Years ago, I discovered the Ahmadiyyas, a Muslim sect that originated in Pakistan in the late 1800s. I was struck by how similar this community was to the Latter Day Saint movement (often called Mormons). The patterns are remarkable:
- Both began in the 19th century.
- Both saw their founders as prophets even though the larger tradition they came from considered prophethood as something confined to the past.
- Both communities continue to have a single global leader (called a prophet by the Mormons and a caliph by the Ahmadiyyas).
- Both founders saw themselves as a continuation or even culmination of the larger tradition.
- Both communities have faced persecution. Early Mormons were evicted from Missouri (even killed) and their founder, Joseph Smith, was later killed by a mob. Ahmadiyyas have faced persecution in Pakistan where they are currently barred from calling themselves Muslims, from attending the pilgrimage to Mecca, or even using the Muslim greeting of “peace be with you.”

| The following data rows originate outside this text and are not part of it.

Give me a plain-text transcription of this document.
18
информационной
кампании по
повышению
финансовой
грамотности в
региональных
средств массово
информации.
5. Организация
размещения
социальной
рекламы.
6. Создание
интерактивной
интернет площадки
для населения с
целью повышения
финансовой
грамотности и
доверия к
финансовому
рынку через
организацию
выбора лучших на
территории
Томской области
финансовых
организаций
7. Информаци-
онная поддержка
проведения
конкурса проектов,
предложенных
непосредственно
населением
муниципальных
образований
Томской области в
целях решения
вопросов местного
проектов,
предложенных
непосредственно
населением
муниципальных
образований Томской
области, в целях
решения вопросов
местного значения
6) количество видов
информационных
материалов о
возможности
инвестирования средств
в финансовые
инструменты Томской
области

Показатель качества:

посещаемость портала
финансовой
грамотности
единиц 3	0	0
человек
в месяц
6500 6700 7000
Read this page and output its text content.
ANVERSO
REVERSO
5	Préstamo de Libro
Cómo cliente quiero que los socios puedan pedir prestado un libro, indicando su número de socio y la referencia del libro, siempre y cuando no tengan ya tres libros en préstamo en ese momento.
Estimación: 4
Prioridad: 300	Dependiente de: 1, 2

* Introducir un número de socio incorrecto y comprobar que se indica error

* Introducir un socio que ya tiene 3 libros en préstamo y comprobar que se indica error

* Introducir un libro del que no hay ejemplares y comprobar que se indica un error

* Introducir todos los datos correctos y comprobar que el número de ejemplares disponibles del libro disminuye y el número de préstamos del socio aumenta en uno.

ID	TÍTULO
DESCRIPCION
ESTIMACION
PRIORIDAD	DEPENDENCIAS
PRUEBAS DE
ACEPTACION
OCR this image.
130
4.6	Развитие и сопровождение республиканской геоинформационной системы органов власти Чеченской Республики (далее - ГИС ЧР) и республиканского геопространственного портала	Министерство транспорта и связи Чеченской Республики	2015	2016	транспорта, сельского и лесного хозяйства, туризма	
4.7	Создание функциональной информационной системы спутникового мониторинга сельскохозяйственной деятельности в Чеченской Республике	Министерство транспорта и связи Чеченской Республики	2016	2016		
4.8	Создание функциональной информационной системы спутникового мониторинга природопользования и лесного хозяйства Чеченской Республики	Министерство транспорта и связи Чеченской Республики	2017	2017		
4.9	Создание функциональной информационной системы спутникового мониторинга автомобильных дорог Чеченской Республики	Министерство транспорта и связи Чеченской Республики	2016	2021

- Mormons and Ahmadiyyas consider themselves Christians and Muslims respectively, but many in those broader traditions see these folks as heretics and thus not as “real” Christians or Muslims.
- Both are very proselytory movements and went global very fast (Ahmadiyyas are in over 200 countries). Each movement now numbers between 10 and 20 million members.
Of course, not everything is the same. The Mormon founder brought a completely new text (the Book of Mormon) which has no parallel for the Ahmadiyyas. Uniquely, the Ahmadiyyas believe their founder is the future figure they see promised in so many traditions (the second coming of Christ, the Buddha Maitreye, the return of Krishna). They also claim that all religions originally taught the same message but diverged due to later distortions. As a result, they see their tradition as the culmination and unification of those many diverse religions, a teaching that echoes the Bahá’í faith, another 19th century movement that emerged out of Islam, this time from Iran.
As Ahmadiyyas continue to suffer persecution, they have become strong advocates of religious freedom. In Ontario, Canada where I live, they have sponsored an interfaith conference for 40 years. They have a large presence in Canada (including the country’s largest mosque in Calgary) where they seek the right to practice their faith freely.
Mahershala Ali is one of the best known Ahmadiyya Muslims in the West and the first Muslim actor to win an Oscar.